Birkaç istisna okul hariç her seferinde sorulan ilk soru “ne kadar para kazanıyorsunuz?” oldu. Çoğu kez merak edilen başka konu da olmazdı.
“Parayı ne kadar çok seviyor ve istiyorsanız, bunun için kendinizden ne kadar çok şey vermeyi göze alıyorsanız, o kadar kazanabiliyorsunuz, bunun için de Eczacı olmanız şart değil” cevabı ile yaşam felsefelerinin oluşmasına, böylelikle kendilerini ve gelecekleri ile ilgili tercihlerini sorgulamalarına yol açmaya çalıştım. 
Geçtiğimiz Cuma günü odamızı Tunç Siper Okulunun altıncı sınıf öğrencileri on iki, on üç öğrenci, iki öğretmenleri ile birlikte ziyaret ettiler.
Diğer tecrübelerime dayanarak tek taraflı, basit, standart bir sunum olacağını, hatta altıncı sınıf öğrencilerine ilgili konuları anlatmakta sıkıntı çekeceğimi tahmin ederken hiç ummadığım bir grup ile karşılaştım.
Hazırladığım sunumun dışında verilebilecek bütün bilgileri sanki emdiler.
Anlatılabilecek ne varsa anlattırdılar.
Sorulan soruların hepsi bir basın toplantısında sorulabilecek düzeyde nitelikli sorulardı.

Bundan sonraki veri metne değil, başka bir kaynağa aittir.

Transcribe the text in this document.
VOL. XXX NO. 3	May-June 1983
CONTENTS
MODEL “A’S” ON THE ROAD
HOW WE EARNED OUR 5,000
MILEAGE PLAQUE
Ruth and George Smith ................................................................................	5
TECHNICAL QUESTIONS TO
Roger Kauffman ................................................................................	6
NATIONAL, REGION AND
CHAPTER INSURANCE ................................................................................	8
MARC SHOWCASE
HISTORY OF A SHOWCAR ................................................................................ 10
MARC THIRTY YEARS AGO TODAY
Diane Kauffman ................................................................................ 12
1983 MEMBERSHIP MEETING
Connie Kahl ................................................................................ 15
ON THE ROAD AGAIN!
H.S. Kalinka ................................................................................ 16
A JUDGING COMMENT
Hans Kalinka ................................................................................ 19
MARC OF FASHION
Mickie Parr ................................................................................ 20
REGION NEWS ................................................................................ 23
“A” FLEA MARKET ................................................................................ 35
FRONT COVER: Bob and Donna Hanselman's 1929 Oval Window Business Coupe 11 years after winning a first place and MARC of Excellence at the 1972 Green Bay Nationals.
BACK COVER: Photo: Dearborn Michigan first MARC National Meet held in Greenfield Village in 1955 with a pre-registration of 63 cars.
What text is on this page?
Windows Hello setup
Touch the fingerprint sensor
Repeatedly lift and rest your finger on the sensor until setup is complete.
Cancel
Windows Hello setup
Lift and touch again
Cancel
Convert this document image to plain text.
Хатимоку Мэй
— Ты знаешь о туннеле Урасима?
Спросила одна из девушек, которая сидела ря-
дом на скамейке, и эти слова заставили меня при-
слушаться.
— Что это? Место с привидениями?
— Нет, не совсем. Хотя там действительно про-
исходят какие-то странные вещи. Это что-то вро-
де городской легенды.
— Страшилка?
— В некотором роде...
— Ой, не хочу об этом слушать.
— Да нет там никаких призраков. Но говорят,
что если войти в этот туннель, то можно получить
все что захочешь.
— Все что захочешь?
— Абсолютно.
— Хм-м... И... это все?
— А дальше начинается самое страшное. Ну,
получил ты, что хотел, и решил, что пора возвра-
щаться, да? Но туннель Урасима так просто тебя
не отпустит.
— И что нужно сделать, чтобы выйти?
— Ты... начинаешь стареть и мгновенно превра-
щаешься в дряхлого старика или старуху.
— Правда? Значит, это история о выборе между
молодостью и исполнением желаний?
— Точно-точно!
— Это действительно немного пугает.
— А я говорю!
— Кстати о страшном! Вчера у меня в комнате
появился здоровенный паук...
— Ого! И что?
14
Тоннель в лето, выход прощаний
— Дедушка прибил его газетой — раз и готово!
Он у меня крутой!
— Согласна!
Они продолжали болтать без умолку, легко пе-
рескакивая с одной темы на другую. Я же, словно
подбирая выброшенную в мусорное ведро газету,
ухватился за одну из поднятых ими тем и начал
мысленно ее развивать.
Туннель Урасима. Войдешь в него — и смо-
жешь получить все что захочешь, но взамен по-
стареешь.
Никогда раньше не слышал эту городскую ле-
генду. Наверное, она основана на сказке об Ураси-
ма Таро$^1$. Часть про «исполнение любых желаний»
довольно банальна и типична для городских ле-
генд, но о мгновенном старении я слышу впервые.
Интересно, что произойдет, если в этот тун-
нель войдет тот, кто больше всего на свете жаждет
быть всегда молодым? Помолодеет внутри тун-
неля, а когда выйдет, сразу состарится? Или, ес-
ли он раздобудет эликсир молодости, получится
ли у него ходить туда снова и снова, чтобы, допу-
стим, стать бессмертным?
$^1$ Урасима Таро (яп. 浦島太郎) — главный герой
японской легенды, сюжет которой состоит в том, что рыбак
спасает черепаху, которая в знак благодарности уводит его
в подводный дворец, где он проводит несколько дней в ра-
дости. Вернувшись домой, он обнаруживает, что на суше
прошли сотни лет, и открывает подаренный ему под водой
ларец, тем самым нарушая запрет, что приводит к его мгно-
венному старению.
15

Zamanın nasıl geçtiğini anlayamadım.
İçlerinde öyle sorular vardı ki aksaklıkları ve eksiklikleri işaret eder gibiydi.
—Mesleğinizi yaparken sizin için önemli olan temel değerler nelerdir?
—Bağımlılık yapan ilaçlar ile ilgili ne gibi önlemler alıyorsunuz?
—Odanız sizin adınıza neler yapmakta?
—Eczaneleri neden kapattınız?
—Haklarınızı alabildiniz mi?
—Marketlerde ilaç satışı hakkında neler düşünüyorsunuz?
—İlaç dışı ürünlerin Eczanelerdeki satışı hakkındaki düşünceleriniz?
—Markette ilaç satan başka örnek ülke var mı?
Bunun benzeri inanılmaz güzel sorular aldı.
Hele bir soru vardı ki tokat gibiydi.
—Eczanelerde kullanma süresi dolan ilaçları nasıl imha ediyorsunuz? Bizler evimizdeki atık yağları bile topluyoruz.
Atık ilaçların doğa için son derece tehlikeli zehirli madde olduğunu, özel yöntemlerle toplanmasının ve imha edilmesi gerektiğini, ne yazık ki böyle bir atık bertaraf organizasyonunun olmadığını dünyayı bırakacağımız çocuklarımıza anlatırken doğrusunu isterseniz yüzüm kızardı.
Soruları cevaplarken karşımda boş gözlerle bakan bir tek öğrenci yoktu ve yönetim kurulu toplantı masamızda yapılan bu oturum en az kendi toplantımız kadar ciddi, ilgili ve düzeyli idi.
Böyle bir programı hazırlayan, böyle harika çocukları yetiştiren okul yönetimine, öğretmenlerine ve onlara emek veren anne babalarına kucak dolusu sevgiler ve saygılar.